Two halves, talking over an API. The frontend — what you're reading right now — is a Svelte app. The backend is Django. They're separate applications. The frontend doesn't know how the database works; it asks the backend for data over an API and renders it. The backend doesn't know or care what the frontend looks like; it serves data and enforces the rules. That's what "decoupled" means: each side can change, break, or be rebuilt without dragging the other down.

Why bother splitting them?

  • The right tool for each job. Svelte is excellent at fast, interactive interfaces. Django is excellent at data, auth, and an admin panel I get almost for free. Coupling them would mean compromising one to satisfy the other.
  • The backend outlives the frontend. If I ever rebuild the frontend in something new, the Django API and all its data stay put. The same backend could feed a website, a mobile app, and a point-of-sale system at once — which is exactly what I needed for Cabalito.
  • A clear security boundary. The public only ever talks to the frontend and a defined API surface. The database sits behind Django, off the public internet entirely.

Server-side rendering, so it's not a blank page. Decoupled frontends have a classic weakness: the browser loads an empty shell, then fetches the data, so the first thing a visitor — or a search engine — sees is nothing. I render these pages on the server instead. By the time the page reaches your browser, the content (this post included) is already in the HTML: fast to first paint, fully visible to crawlers, and still hydrating into a snappy Svelte app once it loads. The SEO and speed of a static site with the flexibility of a dynamic one.

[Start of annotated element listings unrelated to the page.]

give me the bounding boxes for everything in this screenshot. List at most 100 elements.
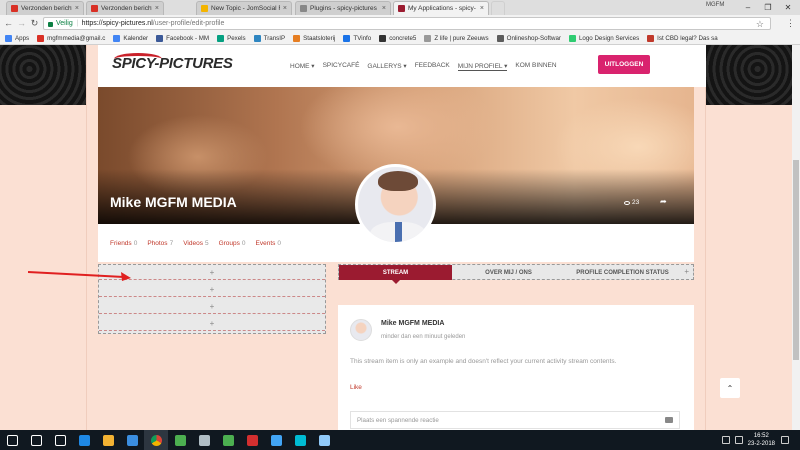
notifications-icon[interactable] — [781, 436, 789, 444]
divider: | — [76, 20, 79, 27]
taskbar-app-icon[interactable] — [120, 430, 144, 450]
back-to-top-button[interactable]: ⌃ — [720, 378, 740, 398]
comment-placeholder: Plaats een spannende reactie — [357, 416, 439, 424]
volume-icon[interactable] — [734, 436, 743, 444]
stat-photos[interactable]: Photos 7 — [147, 240, 173, 247]
site-header: SPICY-PICTURES HOME ▾ SPICYCAFÉ GALLERYS… — [98, 45, 706, 87]
tab-stream[interactable]: STREAM — [339, 265, 452, 284]
page-scrollbar[interactable] — [792, 45, 800, 430]
close-window-icon[interactable]: ✕ — [780, 0, 796, 14]
close-tab-icon[interactable]: × — [75, 5, 79, 12]
bookmark-star-icon[interactable]: ☆ — [756, 19, 764, 30]
bookmark-item[interactable]: concrete5 — [379, 34, 416, 42]
bookmark-item[interactable]: Onlineshop-Softwar — [496, 34, 561, 42]
share-icon[interactable]: ➦ — [660, 197, 667, 206]
bookmark-item[interactable]: Facebook - MM — [156, 34, 209, 42]
close-tab-icon[interactable]: × — [480, 5, 484, 12]
post-author[interactable]: Mike MGFM MEDIA — [381, 320, 444, 327]
comment-input[interactable]: Plaats een spannende reactie — [350, 411, 680, 429]
back-icon[interactable]: ← — [3, 18, 14, 29]
bookmark-label: Apps — [15, 34, 30, 42]
decorative-pattern — [706, 45, 792, 105]
taskbar-app-icon[interactable] — [192, 430, 216, 450]
bookmark-item[interactable]: Z life | pure Zeeuws — [424, 34, 489, 42]
scrollbar-thumb[interactable] — [793, 160, 799, 360]
like-link[interactable]: Like — [350, 384, 362, 391]
menu-item-mijn-profiel[interactable]: MIJN PROFIEL ▾ — [457, 62, 508, 71]
bookmark-item[interactable]: TVinfo — [343, 34, 371, 42]
menu-item-home[interactable]: HOME ▾ — [290, 62, 315, 71]
menu-kebab-icon[interactable]: ⋮ — [785, 18, 796, 29]
bookmark-label: Z life | pure Zeeuws — [434, 34, 489, 42]
stat-label: Friends — [110, 240, 132, 247]
stat-label: Photos — [147, 240, 168, 247]
browser-tab[interactable]: Verzonden berichten - m × — [6, 1, 84, 15]
post-avatar[interactable] — [350, 319, 372, 341]
bookmark-favicon-icon — [647, 34, 655, 42]
reload-icon[interactable]: ↻ — [29, 18, 40, 29]
bookmark-favicon-icon — [379, 34, 387, 42]
taskbar-app-icon[interactable] — [48, 430, 72, 450]
bookmark-item[interactable]: Ist CBD legal? Das sa — [647, 34, 718, 42]
taskbar-app-icon[interactable] — [96, 430, 120, 450]
maximize-icon[interactable]: ❐ — [760, 0, 776, 14]
gmail-icon — [91, 5, 98, 12]
taskbar-app-icon[interactable] — [72, 430, 96, 450]
profile-avatar[interactable] — [355, 164, 436, 245]
new-tab-button[interactable] — [491, 1, 505, 15]
camera-icon[interactable] — [665, 417, 673, 423]
bookmark-item[interactable]: TransIP — [253, 34, 285, 42]
bookmark-item[interactable]: Staatsloterij — [293, 34, 336, 42]
taskbar-app-icon[interactable] — [264, 430, 288, 450]
menu-item-kom-binnen[interactable]: KOM BINNEN — [515, 62, 556, 71]
browser-tab[interactable]: Plugins - spicy-pictures × — [295, 1, 391, 15]
close-tab-icon[interactable]: × — [283, 5, 287, 12]
tab-profile-completion[interactable]: PROFILE COMPLETION STATUS — [565, 265, 680, 280]
bookmark-item[interactable]: Apps — [5, 34, 30, 42]
stat-groups[interactable]: Groups 0 — [219, 240, 246, 247]
taskbar-app-icon[interactable] — [288, 430, 312, 450]
bookmark-item[interactable]: Pexels — [217, 34, 246, 42]
stat-friends[interactable]: Friends 0 — [110, 240, 137, 247]
stat-events[interactable]: Events 0 — [256, 240, 282, 247]
bookmark-favicon-icon — [156, 34, 164, 42]
browser-tab[interactable]: Verzonden berichten - m × — [86, 1, 164, 15]
taskbar-app-icon[interactable] — [144, 430, 168, 450]
add-widget-button[interactable]: + — [99, 316, 325, 331]
close-tab-icon[interactable]: × — [155, 5, 159, 12]
close-tab-icon[interactable]: × — [382, 5, 386, 12]
site-favicon-icon — [398, 5, 405, 12]
browser-tab[interactable]: New Topic - JomSocial F × — [196, 1, 292, 15]
bookmark-item[interactable]: Logo Design Services — [568, 34, 639, 42]
menu-item-gallerys[interactable]: GALLERYS ▾ — [367, 62, 406, 71]
add-tab-button[interactable]: + — [684, 267, 689, 276]
menu-item-spicycafe[interactable]: SPICYCAFÉ — [323, 62, 360, 71]
taskbar-app-icon[interactable] — [240, 430, 264, 450]
add-widget-button[interactable]: + — [99, 282, 325, 297]
secure-indicator[interactable]: Veilig — [48, 20, 73, 27]
logout-button[interactable]: UITLOGGEN — [598, 55, 650, 74]
tab-over-mij[interactable]: OVER MIJ / ONS — [452, 265, 565, 280]
bookmark-label: Staatsloterij — [303, 34, 336, 42]
add-widget-button[interactable]: + — [99, 299, 325, 314]
start-button[interactable] — [0, 430, 24, 450]
search-icon[interactable] — [24, 430, 48, 450]
address-bar[interactable]: Veilig | https://spicy-pictures.nl/user-… — [43, 17, 771, 30]
taskbar-app-icon[interactable] — [312, 430, 336, 450]
bookmark-item[interactable]: Kalender — [113, 34, 148, 42]
bookmark-favicon-icon — [496, 34, 504, 42]
menu-item-feedback[interactable]: FEEDBACK — [415, 62, 450, 71]
taskbar-icons — [0, 430, 336, 450]
taskbar-app-icon[interactable] — [216, 430, 240, 450]
site-logo[interactable]: SPICY-PICTURES — [112, 55, 233, 72]
network-icon[interactable] — [721, 436, 730, 444]
forward-icon[interactable]: → — [16, 18, 27, 29]
browser-tab-active[interactable]: My Applications - spicy- × — [393, 1, 489, 15]
taskbar-app-icon[interactable] — [168, 430, 192, 450]
bookmark-item[interactable]: mgfmmedia@gmail.c — [37, 34, 105, 42]
minimize-icon[interactable]: – — [740, 0, 756, 14]
browser-profile-name[interactable]: MGFM — [706, 2, 724, 8]
stat-videos[interactable]: Videos 5 — [183, 240, 208, 247]
windows-taskbar: 16:52 23-2-2018 — [0, 430, 800, 450]
clock[interactable]: 16:52 23-2-2018 — [748, 432, 775, 448]
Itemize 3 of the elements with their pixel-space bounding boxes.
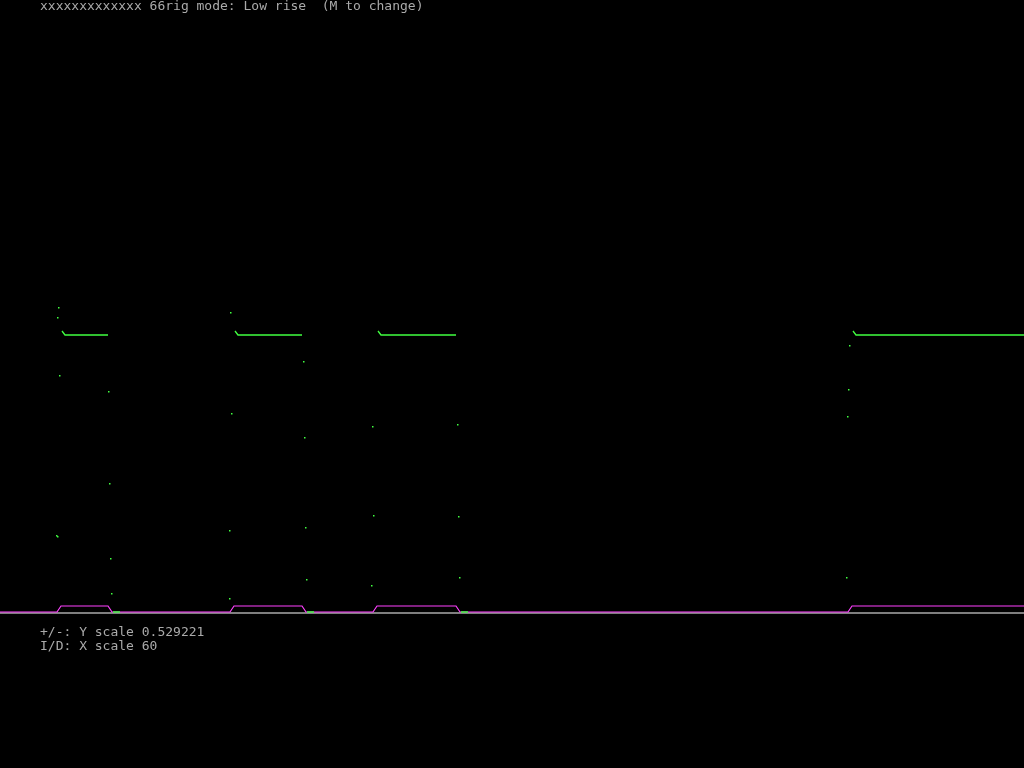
- status-line: xxxxxxxxxxxxx 66rig mode: Low rise (M to change): [40, 0, 424, 13]
- key-hint: I/D: X scale 60: [40, 639, 158, 652]
- key-hint: +/-: Y scale 0.529221: [40, 625, 205, 638]
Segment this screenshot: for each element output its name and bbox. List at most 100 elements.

Held together by Nginx and Docker. Each piece runs in its own Docker container — Svelte, Django, Nginx — with Nginx out front as the traffic cop, routing page requests to the frontend and API calls to Django. Postgres handles the data, Cloudinary handles the images. Every part is replaceable on its own.

That's the whole philosophy: small, independent pieces that each do one thing well, wired together cleanly. It's more work than clicking "install WordPress." It's also why this site is fast, secure, and built to grow instead of needing a rebuild.